My Journey from FAILURE TO SUCCESS! - Ayriel Narine
Dear Readers, read with me on this article.
I pray your hearts will be blessed.
The much-anticipated day had finally arrived. CSEC results, “oh what a nightmare”! Let’s peddle back to 2013 when I was just seventeen (17) years old.
I remembered it like it was yesterday because for me, my entire future was dependent on those results. I kept thinking I worked hard and I deserved to pass all my subjects however my main goal was making my parents proud.
Upon finally receiving the results, to my utter surprise I got four (4) passes out of seven (7). I failed Mathematics, Science and even my favorite subject, Geography. I was devastated because I knew I could not gain decent employment or even become qualified to go to University and to add salt to the wound, I disappointed my parents especially my dad who expected a certain standard from me. That moment felt like all my dreams were shattered right before my very own eyes.

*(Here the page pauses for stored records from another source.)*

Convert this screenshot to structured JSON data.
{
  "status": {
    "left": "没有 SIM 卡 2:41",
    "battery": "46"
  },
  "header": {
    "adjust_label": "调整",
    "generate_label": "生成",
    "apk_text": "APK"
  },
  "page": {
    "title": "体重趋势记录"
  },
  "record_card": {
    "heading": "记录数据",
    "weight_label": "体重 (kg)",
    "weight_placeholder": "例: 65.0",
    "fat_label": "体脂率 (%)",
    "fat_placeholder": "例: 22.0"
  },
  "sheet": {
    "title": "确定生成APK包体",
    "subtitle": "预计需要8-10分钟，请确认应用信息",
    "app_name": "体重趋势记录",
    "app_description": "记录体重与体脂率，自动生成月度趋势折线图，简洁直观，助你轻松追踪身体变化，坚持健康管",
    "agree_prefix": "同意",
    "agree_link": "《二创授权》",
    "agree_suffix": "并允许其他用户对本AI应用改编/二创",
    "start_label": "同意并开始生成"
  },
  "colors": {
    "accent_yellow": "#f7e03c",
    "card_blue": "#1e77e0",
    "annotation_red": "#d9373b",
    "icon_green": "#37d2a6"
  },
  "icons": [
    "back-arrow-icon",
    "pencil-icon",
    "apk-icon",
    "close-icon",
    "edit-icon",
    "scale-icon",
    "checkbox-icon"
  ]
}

My parents eventually forced me to repeat form five (5). Their decision made things worse because every single day I went back to school, I came home crying because I felt ashamed; all my friends left and went on to different avenues in their life and I was stuck in high school with other students and even teachers looking down on me. To understand Mathematics and even Science (Biology) was a constant struggle which eventually led to depression because it was my desire to pass these subjects to be
able to move on to the next chapter.
It was in those moments of depression, anxiety, fear, doubt, worry and sadness that I turned to God. I always believed and prayed but never like I did during that time of my life. I started to worship, and even began to create mini videos of myself preaching of how good God is. Those videos would be recorded and saved on my computer and from time to time I would go back and look at them. During that time, I was entirely focused on God, every day I wanted to praise him and talk of his goodness but I did it all in private. In the midst of the struggles I faced, God was my strength. I started to rejoice every day instead of crying and being down. It was only God who saw me through it.
At times I felt like I was never going to get where I wanted to be and honestly it took a very long time. Eventually I repeated Mathematics and Science and failed again but went on to pursue A levels until I could pass those subjects. I kept the faith but it was the most difficult thing at that time because the concern about disappointing people and the constant worry about my age, being too old for school dawned on me frequently.
Those years were a real struggle but again I still held on to hope that God will make a way where there seemed like there was no other way. Fast forward to sometime later, I finally managed to pass those subjects and immediately after that, new doors started opening for me. I got accepted into UWI and UTT and was even asked to pursue other educational careers. I was amazed because I knew after putting in my work and having faith that God would not disappoint me. Those sleepless nights where I would just cry and struggle so much was finally worth it. A feeling of contentment resonated deep within me. In the midst of being blessed to enter University, a job opportunity arose to become an assistant teacher. I was even blessed to get the opportunity to purchase a vehicle on my own. How great was this?
Presently, because of God's opened doors and my answered prayers, I graduated from UTT last year with honors and I paid off my car debt the exact time I graduated. I am now a teacher for almost five (5) years. All God's blessings poured down on me at once in his perfect timing.
That’s why now I can write of his goodness and grace. There is none like him. He will provide a way for you even when there seems to be no way.
I can attest to his greatness and mercies. He never fails! He will bring you out of any situation you are in once you believe, once you pour out yourself to him, once you are faithful, once you are patient and once you are willing to put him at the forefront of your life. This is my story of Failure to Success, If he can do it for me, he most certainly can do it for you! Be encouraged!